The Chinatown of Manila, known more among the locals as Ongpin, referring to the main street, is the oldest in the world. It went through different historic transformations – from its being made as a segregated Chinese settlement or “parian” during the Spanish regime, into becoming a hideaway of urban Filipino guerillas during the WWII, until finally blossoming into an elegant enclave of oriental culture today with its towering condo buildings and restaurants where one could partake of exotic cuisine, though, the reliable steadfast apothecaries are still around with their different aromatic concoctions.

 

The Pasig River cuts across the landscape of Manila. The Manila City Hall is found on its west bank which is lately enhanced by a newly-built shopping mall, while the Malacaῆan Palace occupies a well-shaded north bank. The so-called “university belt” because of the several educational institutions within this particular section, is located several street corners from the palace.

 

The Liwasang Bonifacio (Bonifacio Park) near the Manila City Hall is dominated by the Post Office building and across from it is the idle Metropolitan Theater, still trying to stand proud despite years of neglect. The structure, though, could still gain attention because of its classical architecture. The theater was once the principal venue of both local and international plays, aside from concerts which launched several singers, actors and actresses to stardom.

 

Across the street from Liwasang Bonifacio, the Old Intramuros beckons to those with a desire to quench their thirst for history. Within the walls of Intramuros are the centuries- old Manila Cathedral and San Agustin Church. On foot, going around the Walled City, including leisurely stops for refreshing drinks or snacks, takes only about three hours. However, if the Fort Santiago is included in the itinerary, one should add another hour to their stroll. Inside the fort, one can find cells where prisoners were confined during the Spanish regime and the WWII. Local horse-driven coaches or rigs are available for leisurely ride that can be contracted for a jaunt up to Rizal Park or Luneta.

 

Rizal Park  was known in history as Bagumbayan where Jose Rizal, the country’s national hero was shot for purportedly instigating rebellion against the Spaniards. Behind the grandstand, one can find the H20 Hotel and Ocean Park which are just a few steps from the historic Manila Hotel. Lately, the park has undergone facelifts that made it more alluring to regular visitors. The park’s administration is not daunted by the small area of the park, instead, defied this limitation by using resourcefulness and creativity. The park’s crowning glory today is the cluster of renovated fountains that “dance” with the music and lights.
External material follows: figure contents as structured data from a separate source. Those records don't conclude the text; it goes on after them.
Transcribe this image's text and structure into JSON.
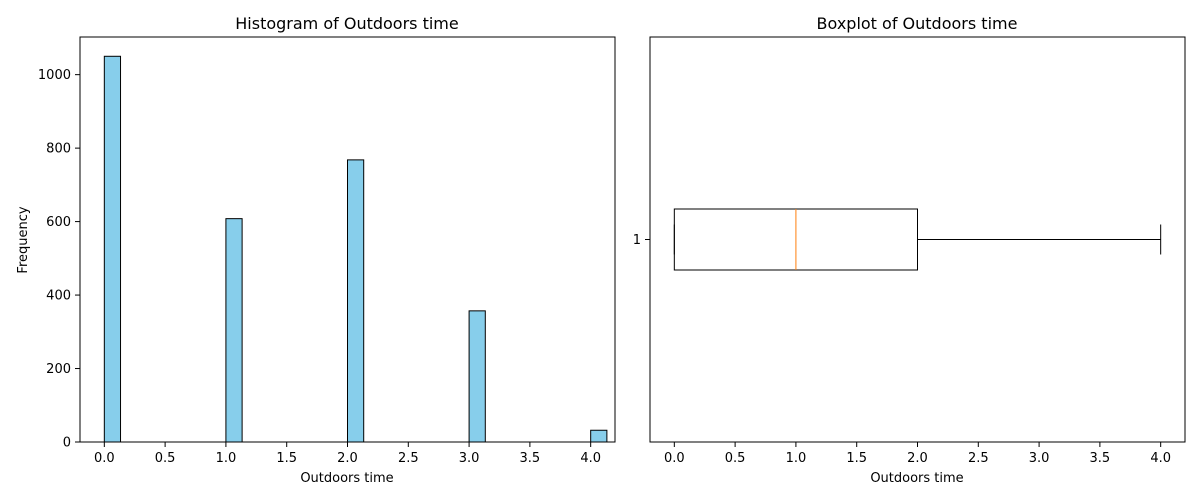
{
  "chart_data": [
    {
      "type": "bar",
      "title": "Histogram of Outdoors time",
      "xlabel": "Outdoors time",
      "ylabel": "Frequency",
      "xlim": [
        -0.2,
        4.2
      ],
      "ylim": [
        0,
        1102.5
      ],
      "bin_width": 0.1333,
      "xticks": [
        "0.0",
        "0.5",
        "1.0",
        "1.5",
        "2.0",
        "2.5",
        "3.0",
        "3.5",
        "4.0"
      ],
      "yticks": [
        "0",
        "200",
        "400",
        "600",
        "800",
        "1000"
      ],
      "x": [
        0,
        1,
        2,
        3,
        4
      ],
      "values": [
        1050,
        608,
        768,
        357,
        32
      ],
      "colors": {
        "fill": "#87ceeb",
        "edge": "#000000"
      },
      "grid": false
    },
    {
      "type": "boxplot",
      "title": "Boxplot of Outdoors time",
      "xlabel": "Outdoors time",
      "ylabel": "",
      "orientation": "horizontal",
      "xlim": [
        -0.2,
        4.2
      ],
      "xticks": [
        "0.0",
        "0.5",
        "1.0",
        "1.5",
        "2.0",
        "2.5",
        "3.0",
        "3.5",
        "4.0"
      ],
      "yticks": [
        "1"
      ],
      "stats": {
        "min": 0,
        "q1": 0,
        "median": 1,
        "q3": 2,
        "max": 4
      },
      "colors": {
        "box": "#000000",
        "median": "#ff7f0e"
      },
      "grid": false
    }
  ]
}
The imposing Department of Tourism building is located on the T.M. Kalaw side of the park with its façade facing the giant bronze statue of Lapu-lapu that stands at what was once the skating rink, and a few meters from them is the National Parks Development office that manages Luneta. The Philippine map lagoon has been made more stroller-friendly with the floating lane that diagonally cuts across it.

 

The mentioned landmarks of Manila are accessible via the Light Rail Transit (LRT) system, jeepneys, buses, and aircon vans.